When you buy a policy, you name one or more beneficiaries who will receive the death benefit. Typically, these are family members but can be other people or entities such as charities or trusts. You may also add contingent beneficiaries, who will receive the death benefit if your primary beneficiaries die before you do.
Choosing the right policy can be confusing. A financial professional can help you understand the different types and compare costs. They can also assist you decide how much coverage you need and what options are best for your budget. They can also suggest ways to save money, such as improving your health or giving up tobacco products. And they can help you find a term policy that can convert to permanent coverage later.
A life insurance premium is paid regularly to keep the policy active and allow it to pay out later. The premium may be spent in a lump sum or a series of payments. Premiums are based on many factors, including the type of life insurance coverage you choose, your age, and your medical history. In addition, your occupation and lifestyle can also impact the premium you will pay. For example, dangerous hobbies or jobs can increase your risk level in the eyes of the insurer and lead to higher rates.
Other factors include the coverage amount you select and whether or not you opt for a permanent or term life insurance policy. Permanent policies usually have a fixed premium throughout the policy but can be more expensive than a term policy. Lastly, your credit score may affect your life insurance premiums, as can any bankruptcies or other risk factors on your credit report.
While some factors are out of your control, others can be easily adjusted to lower your life insurance premium. For instance, women typically pay less for life insurance than men, as do those who make healthy lifestyle choices. Smokers and drinkers will also find it easier to get approved for life insurance if they change their habits.
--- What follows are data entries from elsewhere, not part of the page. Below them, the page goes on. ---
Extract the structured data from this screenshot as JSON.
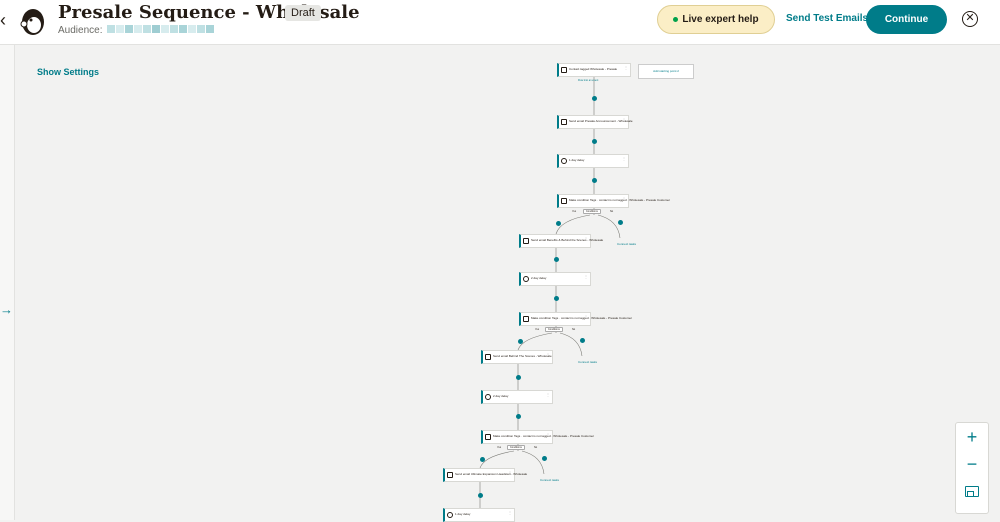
{
  "header": {
    "title": "Presale Sequence - Wholesale",
    "status": "Draft",
    "audience_label": "Audience:",
    "live_help": "Live expert help",
    "send_test": "Send Test Emails",
    "continue": "Continue"
  },
  "sidebar": {
    "show_settings": "Show Settings"
  },
  "flow": {
    "start_trigger": "Contact tagged Wholesale - Presale",
    "add_start": "Add starting point 2",
    "flow_into": "Flow into an event",
    "steps": [
      {
        "type": "email",
        "text": "Send email Presale Announcement - Wholesale"
      },
      {
        "type": "delay",
        "text": "1 day delay"
      },
      {
        "type": "condition",
        "text": "Make condition Tags · contact is not tagged · Wholesale - Presale Customer"
      },
      {
        "type": "email",
        "text": "Send email Benefits & Behind the Scenes - Wholesale"
      },
      {
        "type": "delay",
        "text": "2 day delay"
      },
      {
        "type": "condition",
        "text": "Make condition Tags · contact is not tagged · Wholesale - Presale Customer"
      },
      {
        "type": "email",
        "text": "Send email Behind The Scenes - Wholesale"
      },
      {
        "type": "delay",
        "text": "2 day delay"
      },
      {
        "type": "condition",
        "text": "Make condition Tags · contact is not tagged · Wholesale - Presale Customer"
      },
      {
        "type": "email",
        "text": "Send email Ultimate Expansion Headstart - Wholesale"
      },
      {
        "type": "delay",
        "text": "1 day delay"
      }
    ],
    "yes_label": "Yes",
    "no_label": "No",
    "conditions_label": "Conditions",
    "connect_label": "Connect tasks"
  },
  "zoom": {
    "plus": "+",
    "minus": "−"
  },
  "colors": {
    "accent": "#007c89",
    "help_bg": "#fbeec6"
  }
}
Having the right life insurance policy is important to ensure your loved ones have the funds they need when you pass away. NerdWallet’s life insurance calculator can help you determine how much coverage and premium you need. You can also compare different life insurance policies side by side using our Life Insurance Comparison Tool.
Often, life insurance policies come with riders that provide additional benefits to the policyholder. They can include features such as purchasing coverage without further underwriting, using some death benefits to pay for chronic illnesses, and more. While riders can add to the cost of a policy, many are affordable and can help ensure that a life insurance plan covers all the needs a family may have.
Common life insurance riders include accelerated death benefit coverage, which allows the policyholder to receive a portion of the death benefit if they are diagnosed with a terminal illness, and children’s coverage, which provides additional coverage for children when the parent or guardian dies. Other available riders, though not necessarily required by law, include a disability rider, which delivers a payout if the policyholder becomes disabled, and an accidental death benefit, which pays out a higher amount of the death benefit if the policyholder dies from an accident.
When considering them, people must review their life insurance options, including riders, and talk to a financial professional. A knowledgeable agent should be able to discuss their unique circumstances and determine whether a rider is worth the extra cost.
In addition to allowing people to customize their life insurance policies, riders can make it easier to qualify for coverage or offer a better rate depending on the person’s situation and health status. For example, a waiver of premium rider allows people to continue their coverage during certain periods without having to undergo a medical exam. Many other types of riders can be added to either term or permanent life insurance policies.